Standard dosing regimen of sunitinib for metastatic renal cell carcinoma consists of four weeks treatment followed by two weeks rest (intermittent dosing). Alternative regimens have been suggested, including continuous daily dosing (continuous dosing) and non-conventional dosing (non-conventional dosing: e.g. two weeks on/one week off, non-conventional dosing), to provide more individualized therapy with less toxicities. It is unclear whether non-standard sunitinib dosing affects survival outcomes. Metastatic renal cell carcinoma patients treated with sunitinib between 1 July 2007 and 1 July 2011 at our institution. Medical records and dispensing data were reviewed retrospectively to categorize sunitinib dosing as intermittent dosing, continuous dosing, or non-conventional dosing. Primary outcome was to compare overall survival associated with varying regimens, with secondary outcomes of progression-free survival and incidence of treatment discontinuation due to adverse effects.
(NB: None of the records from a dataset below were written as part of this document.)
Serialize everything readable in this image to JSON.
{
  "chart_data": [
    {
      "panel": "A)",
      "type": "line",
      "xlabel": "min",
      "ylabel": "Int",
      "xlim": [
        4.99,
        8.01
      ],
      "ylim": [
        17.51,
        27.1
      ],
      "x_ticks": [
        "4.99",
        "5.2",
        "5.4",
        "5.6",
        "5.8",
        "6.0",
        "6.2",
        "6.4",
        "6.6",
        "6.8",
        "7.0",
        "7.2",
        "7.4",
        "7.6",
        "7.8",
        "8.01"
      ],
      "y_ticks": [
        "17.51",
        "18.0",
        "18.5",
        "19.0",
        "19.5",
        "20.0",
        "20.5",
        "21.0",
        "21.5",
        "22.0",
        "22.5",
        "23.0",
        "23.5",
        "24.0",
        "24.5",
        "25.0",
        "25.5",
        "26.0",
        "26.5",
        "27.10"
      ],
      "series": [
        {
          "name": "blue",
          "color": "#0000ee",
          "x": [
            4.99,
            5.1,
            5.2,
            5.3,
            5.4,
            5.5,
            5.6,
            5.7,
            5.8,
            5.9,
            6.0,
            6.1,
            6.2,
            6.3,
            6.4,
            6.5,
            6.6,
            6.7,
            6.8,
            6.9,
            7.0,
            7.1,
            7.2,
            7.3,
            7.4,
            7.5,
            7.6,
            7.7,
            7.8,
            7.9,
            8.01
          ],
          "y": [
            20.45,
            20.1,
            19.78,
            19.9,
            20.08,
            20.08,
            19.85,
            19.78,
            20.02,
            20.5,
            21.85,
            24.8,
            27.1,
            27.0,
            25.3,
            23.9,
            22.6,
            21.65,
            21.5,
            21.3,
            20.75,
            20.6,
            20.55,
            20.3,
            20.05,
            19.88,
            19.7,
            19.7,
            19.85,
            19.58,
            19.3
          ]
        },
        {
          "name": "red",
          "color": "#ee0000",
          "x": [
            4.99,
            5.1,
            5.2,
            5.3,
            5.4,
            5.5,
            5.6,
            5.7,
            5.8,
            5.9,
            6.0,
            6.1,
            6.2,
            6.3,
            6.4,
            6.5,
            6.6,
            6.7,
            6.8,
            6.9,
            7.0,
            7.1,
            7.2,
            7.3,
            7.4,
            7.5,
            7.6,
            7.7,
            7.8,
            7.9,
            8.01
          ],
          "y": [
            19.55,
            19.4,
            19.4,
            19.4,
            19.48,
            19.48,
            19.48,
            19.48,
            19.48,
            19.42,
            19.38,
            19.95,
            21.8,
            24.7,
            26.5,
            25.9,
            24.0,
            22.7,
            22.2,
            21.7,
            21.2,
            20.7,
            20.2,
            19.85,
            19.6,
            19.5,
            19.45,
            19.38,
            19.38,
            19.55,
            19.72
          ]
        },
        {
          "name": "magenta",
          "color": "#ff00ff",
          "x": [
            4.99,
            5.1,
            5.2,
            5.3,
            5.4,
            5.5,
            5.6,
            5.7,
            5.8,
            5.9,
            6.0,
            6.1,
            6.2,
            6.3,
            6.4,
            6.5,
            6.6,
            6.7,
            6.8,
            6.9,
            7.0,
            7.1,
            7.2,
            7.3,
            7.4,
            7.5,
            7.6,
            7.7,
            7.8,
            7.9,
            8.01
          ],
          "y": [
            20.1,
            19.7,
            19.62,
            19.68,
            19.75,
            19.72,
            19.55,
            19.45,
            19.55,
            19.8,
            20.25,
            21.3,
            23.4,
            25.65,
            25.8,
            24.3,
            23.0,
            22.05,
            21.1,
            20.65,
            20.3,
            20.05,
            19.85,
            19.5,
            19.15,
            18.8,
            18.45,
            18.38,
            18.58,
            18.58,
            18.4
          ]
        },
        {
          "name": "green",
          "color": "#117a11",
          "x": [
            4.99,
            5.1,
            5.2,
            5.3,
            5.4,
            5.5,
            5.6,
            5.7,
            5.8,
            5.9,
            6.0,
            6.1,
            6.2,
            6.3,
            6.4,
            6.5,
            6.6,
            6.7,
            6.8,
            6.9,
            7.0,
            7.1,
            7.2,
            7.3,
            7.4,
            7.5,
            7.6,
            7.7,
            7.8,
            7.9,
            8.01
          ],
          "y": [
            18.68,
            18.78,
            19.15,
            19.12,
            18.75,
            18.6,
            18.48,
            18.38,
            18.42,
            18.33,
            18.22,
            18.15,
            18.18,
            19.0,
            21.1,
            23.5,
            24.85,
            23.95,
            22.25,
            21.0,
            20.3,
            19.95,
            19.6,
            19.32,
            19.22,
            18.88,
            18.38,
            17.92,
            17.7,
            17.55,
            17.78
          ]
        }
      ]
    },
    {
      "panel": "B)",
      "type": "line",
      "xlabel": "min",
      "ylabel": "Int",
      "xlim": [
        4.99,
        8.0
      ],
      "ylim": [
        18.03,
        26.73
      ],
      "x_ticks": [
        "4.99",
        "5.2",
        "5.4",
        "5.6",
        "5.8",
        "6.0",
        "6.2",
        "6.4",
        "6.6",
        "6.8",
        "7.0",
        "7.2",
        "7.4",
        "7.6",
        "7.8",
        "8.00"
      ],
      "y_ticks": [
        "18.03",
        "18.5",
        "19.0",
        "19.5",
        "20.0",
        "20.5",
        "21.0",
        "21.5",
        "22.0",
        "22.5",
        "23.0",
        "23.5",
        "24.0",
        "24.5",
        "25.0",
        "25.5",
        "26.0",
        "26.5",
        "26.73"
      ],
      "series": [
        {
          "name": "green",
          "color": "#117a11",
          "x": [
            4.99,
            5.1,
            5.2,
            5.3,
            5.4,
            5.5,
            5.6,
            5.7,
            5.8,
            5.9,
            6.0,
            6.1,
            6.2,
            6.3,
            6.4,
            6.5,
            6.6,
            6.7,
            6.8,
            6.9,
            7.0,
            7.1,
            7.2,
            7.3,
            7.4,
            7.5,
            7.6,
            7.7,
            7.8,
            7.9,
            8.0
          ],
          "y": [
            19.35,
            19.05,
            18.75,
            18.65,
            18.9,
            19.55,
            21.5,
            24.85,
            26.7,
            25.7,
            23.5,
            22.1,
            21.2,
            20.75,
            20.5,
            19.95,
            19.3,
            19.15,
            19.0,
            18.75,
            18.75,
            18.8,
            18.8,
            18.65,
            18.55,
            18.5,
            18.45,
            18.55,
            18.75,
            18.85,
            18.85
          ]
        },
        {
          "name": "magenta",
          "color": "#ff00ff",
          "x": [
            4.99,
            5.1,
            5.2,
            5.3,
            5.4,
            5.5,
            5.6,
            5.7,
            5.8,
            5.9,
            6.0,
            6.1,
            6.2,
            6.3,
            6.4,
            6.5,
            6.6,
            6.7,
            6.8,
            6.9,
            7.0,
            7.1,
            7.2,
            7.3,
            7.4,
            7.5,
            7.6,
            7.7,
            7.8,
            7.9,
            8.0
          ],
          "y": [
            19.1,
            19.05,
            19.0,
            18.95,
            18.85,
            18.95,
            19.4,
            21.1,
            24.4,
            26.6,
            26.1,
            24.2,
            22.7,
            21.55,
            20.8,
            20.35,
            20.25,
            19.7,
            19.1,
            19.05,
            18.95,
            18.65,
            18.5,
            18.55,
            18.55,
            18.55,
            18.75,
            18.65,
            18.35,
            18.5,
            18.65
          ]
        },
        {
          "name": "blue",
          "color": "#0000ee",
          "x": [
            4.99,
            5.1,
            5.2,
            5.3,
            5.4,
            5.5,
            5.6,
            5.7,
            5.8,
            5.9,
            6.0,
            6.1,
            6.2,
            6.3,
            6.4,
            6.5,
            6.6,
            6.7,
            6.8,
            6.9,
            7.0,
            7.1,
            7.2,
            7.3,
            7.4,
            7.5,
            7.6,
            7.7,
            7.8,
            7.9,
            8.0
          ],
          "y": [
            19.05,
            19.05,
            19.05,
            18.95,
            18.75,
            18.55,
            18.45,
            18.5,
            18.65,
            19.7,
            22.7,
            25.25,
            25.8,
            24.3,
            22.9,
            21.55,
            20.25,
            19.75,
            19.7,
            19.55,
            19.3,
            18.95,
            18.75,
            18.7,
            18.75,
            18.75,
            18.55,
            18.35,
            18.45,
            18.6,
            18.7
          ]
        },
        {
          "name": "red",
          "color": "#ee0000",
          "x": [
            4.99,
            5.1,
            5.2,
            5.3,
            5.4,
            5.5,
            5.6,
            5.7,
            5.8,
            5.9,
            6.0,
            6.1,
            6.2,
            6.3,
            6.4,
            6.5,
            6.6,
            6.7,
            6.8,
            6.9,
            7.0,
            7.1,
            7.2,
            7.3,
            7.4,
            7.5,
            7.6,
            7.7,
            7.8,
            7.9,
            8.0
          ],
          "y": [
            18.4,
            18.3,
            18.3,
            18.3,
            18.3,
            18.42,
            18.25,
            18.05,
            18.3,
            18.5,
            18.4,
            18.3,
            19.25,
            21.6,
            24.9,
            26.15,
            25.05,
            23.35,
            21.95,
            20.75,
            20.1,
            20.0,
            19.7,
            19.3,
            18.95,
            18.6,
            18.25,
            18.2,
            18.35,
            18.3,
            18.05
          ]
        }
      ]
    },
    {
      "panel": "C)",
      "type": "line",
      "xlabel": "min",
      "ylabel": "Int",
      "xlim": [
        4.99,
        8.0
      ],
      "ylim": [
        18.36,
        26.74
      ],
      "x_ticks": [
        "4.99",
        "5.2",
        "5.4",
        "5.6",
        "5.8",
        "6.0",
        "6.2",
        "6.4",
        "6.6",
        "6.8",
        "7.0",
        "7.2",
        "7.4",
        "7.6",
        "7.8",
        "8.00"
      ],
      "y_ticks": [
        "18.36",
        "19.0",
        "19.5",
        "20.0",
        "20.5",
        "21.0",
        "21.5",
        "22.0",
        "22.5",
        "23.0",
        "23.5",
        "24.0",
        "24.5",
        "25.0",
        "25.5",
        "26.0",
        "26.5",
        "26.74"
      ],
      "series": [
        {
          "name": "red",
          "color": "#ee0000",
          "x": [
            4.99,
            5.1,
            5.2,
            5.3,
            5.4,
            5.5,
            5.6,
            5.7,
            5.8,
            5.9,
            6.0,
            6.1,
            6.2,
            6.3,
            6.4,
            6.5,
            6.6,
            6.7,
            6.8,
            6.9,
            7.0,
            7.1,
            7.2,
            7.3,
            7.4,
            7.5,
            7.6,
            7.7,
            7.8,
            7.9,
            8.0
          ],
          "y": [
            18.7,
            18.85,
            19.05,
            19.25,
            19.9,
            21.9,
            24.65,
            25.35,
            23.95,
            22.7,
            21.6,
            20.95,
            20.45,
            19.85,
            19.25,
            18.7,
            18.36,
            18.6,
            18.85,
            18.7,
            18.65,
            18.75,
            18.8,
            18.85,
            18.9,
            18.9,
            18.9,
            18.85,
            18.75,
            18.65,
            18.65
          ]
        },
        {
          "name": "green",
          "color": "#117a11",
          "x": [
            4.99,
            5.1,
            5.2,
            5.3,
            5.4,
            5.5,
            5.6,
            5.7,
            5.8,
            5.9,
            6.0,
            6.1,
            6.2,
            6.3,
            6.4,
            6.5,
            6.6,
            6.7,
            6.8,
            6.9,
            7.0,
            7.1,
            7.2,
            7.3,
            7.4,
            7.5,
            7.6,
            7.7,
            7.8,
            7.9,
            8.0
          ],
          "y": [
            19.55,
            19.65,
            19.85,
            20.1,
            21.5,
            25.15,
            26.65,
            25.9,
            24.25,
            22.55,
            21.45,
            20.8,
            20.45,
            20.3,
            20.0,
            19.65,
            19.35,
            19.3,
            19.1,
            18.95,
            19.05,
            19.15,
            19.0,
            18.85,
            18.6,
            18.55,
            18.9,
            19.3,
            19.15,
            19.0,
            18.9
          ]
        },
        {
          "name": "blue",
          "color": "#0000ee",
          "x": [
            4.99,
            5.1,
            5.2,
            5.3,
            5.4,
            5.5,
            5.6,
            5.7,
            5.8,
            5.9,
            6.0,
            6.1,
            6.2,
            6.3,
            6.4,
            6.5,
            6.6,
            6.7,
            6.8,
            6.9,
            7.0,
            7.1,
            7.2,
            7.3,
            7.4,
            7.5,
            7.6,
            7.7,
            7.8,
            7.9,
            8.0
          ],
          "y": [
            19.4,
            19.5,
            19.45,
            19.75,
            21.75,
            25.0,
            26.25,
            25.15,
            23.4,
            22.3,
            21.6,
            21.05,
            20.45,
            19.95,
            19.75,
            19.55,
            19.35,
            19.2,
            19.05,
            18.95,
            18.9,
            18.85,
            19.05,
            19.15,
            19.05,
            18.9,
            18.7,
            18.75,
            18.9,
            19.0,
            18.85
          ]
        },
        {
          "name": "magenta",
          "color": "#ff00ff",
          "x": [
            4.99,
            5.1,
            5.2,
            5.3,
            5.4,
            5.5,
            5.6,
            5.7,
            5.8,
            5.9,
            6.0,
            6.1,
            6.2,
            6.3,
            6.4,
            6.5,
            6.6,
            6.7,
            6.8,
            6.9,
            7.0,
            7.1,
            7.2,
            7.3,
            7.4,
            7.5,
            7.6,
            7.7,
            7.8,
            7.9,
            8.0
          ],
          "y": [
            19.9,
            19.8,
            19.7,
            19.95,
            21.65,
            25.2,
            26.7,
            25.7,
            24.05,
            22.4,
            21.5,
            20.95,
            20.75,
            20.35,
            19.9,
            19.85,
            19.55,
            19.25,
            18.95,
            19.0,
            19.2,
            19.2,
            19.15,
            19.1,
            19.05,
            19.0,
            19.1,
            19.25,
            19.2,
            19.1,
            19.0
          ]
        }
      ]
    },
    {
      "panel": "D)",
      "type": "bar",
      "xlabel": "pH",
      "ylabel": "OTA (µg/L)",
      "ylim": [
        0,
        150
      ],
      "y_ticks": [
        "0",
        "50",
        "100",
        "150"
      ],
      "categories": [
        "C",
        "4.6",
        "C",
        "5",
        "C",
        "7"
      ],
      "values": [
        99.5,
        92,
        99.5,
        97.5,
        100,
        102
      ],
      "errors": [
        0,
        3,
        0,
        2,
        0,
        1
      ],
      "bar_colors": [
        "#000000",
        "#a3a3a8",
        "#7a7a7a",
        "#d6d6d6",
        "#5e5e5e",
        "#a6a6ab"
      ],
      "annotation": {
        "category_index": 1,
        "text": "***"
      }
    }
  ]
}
A total of 180 patients were identified. Most patients received intermittent dosing (  = 120, 67%), followed by continuous dosing (  = 32, 18%) and non-conventional dosing (  = 28, 16%). Compared to intermittent dosing, continuous dosing was associated with similar overall survival (median 9 vs. 13 months, HR 0.67, 95% CI: 0.43-1.06, p = 0.088) while non-conventional dosing was associated with significantly longer overall survival (median 9 vs. 23 months, HR 0.55, 95% CI: 0.34-0.90, p = 0.016). Progression-free survival was significantly better for continuous dosing (median 4 vs. 9 months, HR 0.61, 95% CI: 0.40-0.94, p = 0.025) and non-conventional dosing (median 4 vs. 10 months, HR 0.61, 95% CI: 0.39-0.95, p = 0.03) when compared to intermittent dosing. Similar to prior sunitinib trials, a significant proportion of patients (20%) discontinued sunitinib therapy due to adverse effects. Based on retrospective, real-world data, alternative sunitinib dosing regimens appear to be viable options for patients with metastatic renal cell carcinoma.